Limitations & Future Work

  • Threat Model: Assumes a trusted local broker and an honest-but-curious remote server; it does not account for prompt injection, active adversaries, or compromised local OS environments.
  • Data/Label Dependency: Training ground truths rely on WebArena augmentation and synthetic injection. Performance is bounded by labeling quality and domain coverage (currently limited to 3 domains).
  • Residual Leakage: Sanitization cannot eliminate risk perfectly; abstraction (A) still carries modeled residual leakage. Thresholds are sensitive to distribution shifts.
  • vs. Task-Agnostic Entity Filtering (Presidio): They use static PII categories, which may miss sensitive non-PII or mistakenly delete task-critical items.
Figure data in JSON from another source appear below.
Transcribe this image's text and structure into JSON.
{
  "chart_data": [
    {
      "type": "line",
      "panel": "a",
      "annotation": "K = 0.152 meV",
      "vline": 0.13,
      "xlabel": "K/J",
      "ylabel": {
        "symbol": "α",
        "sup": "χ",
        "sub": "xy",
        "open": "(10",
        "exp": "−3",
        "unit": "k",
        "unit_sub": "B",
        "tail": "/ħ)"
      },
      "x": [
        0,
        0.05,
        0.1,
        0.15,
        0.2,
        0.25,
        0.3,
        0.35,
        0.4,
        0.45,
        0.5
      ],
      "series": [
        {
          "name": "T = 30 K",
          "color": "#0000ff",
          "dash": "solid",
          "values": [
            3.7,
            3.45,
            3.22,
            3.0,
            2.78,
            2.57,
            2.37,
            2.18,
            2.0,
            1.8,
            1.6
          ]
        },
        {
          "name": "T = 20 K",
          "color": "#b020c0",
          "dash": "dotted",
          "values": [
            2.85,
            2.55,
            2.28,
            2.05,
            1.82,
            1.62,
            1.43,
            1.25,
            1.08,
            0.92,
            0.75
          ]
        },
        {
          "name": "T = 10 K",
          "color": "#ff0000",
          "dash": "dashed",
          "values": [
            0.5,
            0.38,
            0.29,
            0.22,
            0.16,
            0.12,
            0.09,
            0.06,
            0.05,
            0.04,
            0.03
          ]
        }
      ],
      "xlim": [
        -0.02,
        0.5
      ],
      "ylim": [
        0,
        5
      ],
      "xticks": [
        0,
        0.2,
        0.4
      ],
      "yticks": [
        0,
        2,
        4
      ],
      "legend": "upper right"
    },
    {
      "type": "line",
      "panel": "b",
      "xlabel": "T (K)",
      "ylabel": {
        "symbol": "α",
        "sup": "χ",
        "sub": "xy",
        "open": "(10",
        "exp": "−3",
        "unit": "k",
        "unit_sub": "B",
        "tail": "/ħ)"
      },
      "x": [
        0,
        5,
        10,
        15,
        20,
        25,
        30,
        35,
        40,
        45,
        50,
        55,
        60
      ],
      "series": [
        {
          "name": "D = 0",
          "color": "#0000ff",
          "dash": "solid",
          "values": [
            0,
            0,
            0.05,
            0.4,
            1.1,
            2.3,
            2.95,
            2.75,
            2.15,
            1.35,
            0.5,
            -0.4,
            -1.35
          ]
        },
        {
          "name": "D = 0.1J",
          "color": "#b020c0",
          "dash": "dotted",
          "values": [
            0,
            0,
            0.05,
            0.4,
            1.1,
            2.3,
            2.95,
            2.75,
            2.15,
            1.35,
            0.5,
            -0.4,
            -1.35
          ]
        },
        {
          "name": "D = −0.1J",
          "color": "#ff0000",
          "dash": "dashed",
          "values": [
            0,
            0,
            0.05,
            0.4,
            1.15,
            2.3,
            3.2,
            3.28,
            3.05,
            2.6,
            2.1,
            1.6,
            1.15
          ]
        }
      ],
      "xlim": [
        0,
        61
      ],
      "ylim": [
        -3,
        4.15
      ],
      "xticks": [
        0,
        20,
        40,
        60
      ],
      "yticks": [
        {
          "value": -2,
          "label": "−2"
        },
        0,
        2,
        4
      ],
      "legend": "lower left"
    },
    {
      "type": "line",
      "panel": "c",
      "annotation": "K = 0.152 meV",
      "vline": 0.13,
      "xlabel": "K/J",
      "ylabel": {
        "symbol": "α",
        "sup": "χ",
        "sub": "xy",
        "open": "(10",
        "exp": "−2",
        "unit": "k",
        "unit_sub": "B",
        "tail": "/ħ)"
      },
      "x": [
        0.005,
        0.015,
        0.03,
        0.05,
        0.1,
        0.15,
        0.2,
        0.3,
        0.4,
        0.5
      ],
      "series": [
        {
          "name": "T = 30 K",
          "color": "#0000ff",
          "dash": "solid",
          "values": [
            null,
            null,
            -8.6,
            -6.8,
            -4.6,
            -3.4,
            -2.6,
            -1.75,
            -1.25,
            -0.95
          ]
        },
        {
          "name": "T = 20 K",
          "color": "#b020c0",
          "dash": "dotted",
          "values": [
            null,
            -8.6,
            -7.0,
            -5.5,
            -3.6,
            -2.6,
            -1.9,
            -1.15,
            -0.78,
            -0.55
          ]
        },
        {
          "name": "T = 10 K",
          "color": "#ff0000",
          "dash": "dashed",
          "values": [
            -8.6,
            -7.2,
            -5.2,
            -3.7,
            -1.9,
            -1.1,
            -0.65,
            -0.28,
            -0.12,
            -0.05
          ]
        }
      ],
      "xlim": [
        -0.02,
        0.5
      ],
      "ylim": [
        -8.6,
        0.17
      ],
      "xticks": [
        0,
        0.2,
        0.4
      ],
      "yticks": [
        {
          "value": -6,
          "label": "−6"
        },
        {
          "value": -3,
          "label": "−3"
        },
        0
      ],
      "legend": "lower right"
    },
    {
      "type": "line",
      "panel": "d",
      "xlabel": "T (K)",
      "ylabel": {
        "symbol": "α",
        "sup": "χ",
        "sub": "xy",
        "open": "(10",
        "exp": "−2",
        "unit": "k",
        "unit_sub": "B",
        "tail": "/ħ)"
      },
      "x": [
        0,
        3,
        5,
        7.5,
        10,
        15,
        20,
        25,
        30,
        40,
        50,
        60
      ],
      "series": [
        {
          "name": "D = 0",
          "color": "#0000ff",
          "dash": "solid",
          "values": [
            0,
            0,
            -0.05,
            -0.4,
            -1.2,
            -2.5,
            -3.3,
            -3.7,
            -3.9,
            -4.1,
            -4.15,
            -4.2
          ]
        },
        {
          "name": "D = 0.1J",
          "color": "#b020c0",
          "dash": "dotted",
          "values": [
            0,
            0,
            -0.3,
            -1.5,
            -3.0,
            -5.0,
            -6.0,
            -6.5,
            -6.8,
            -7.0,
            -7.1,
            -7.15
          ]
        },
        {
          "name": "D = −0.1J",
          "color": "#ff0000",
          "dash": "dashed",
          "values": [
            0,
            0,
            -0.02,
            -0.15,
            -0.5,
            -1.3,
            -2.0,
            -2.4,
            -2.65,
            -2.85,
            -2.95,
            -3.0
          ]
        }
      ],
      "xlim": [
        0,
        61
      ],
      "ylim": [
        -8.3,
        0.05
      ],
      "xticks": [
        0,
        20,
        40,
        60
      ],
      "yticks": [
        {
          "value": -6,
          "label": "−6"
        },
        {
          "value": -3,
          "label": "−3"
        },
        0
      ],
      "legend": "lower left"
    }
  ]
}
Minim is dynamic and context-aware.
  • vs. DP/MPC/FHE: DP destroys structural semantic cues; cryptographic methods have high latency and don't stop inference from already-disclosed states. Minim operates before data leaves the device.
  • vs. Dialogue Privacy Gateways (AirGapAgent, Portcullis): Those target prompts/logs/free text. Minim focuses on structured, action-critical observations where naive reduction breaks interactivity.

Rating

  • Novelty: ⭐⭐⭐⭐⭐ First implementation of CI as a "pre-disclosure minimization bottleneck" for Agent structured observations using dual-scoring and ternary strategies.
  • Experimental Thoroughness: ⭐⭐⭐⭐ Extensive results on WebArena with LLM comparisons and task stratification, though limited to synthetic sensitive data and few domains.
  • Writing Quality: ⭐⭐⭐⭐⭐ Clear definitions (e.g., Semantic Over-Privileged Observation), CI formalization, and well-defined metrics.
  • Value: ⭐⭐⭐⭐⭐ Directly addresses the "share-first" privacy pain point in Agent deployment with a low-latency, auditable local solution.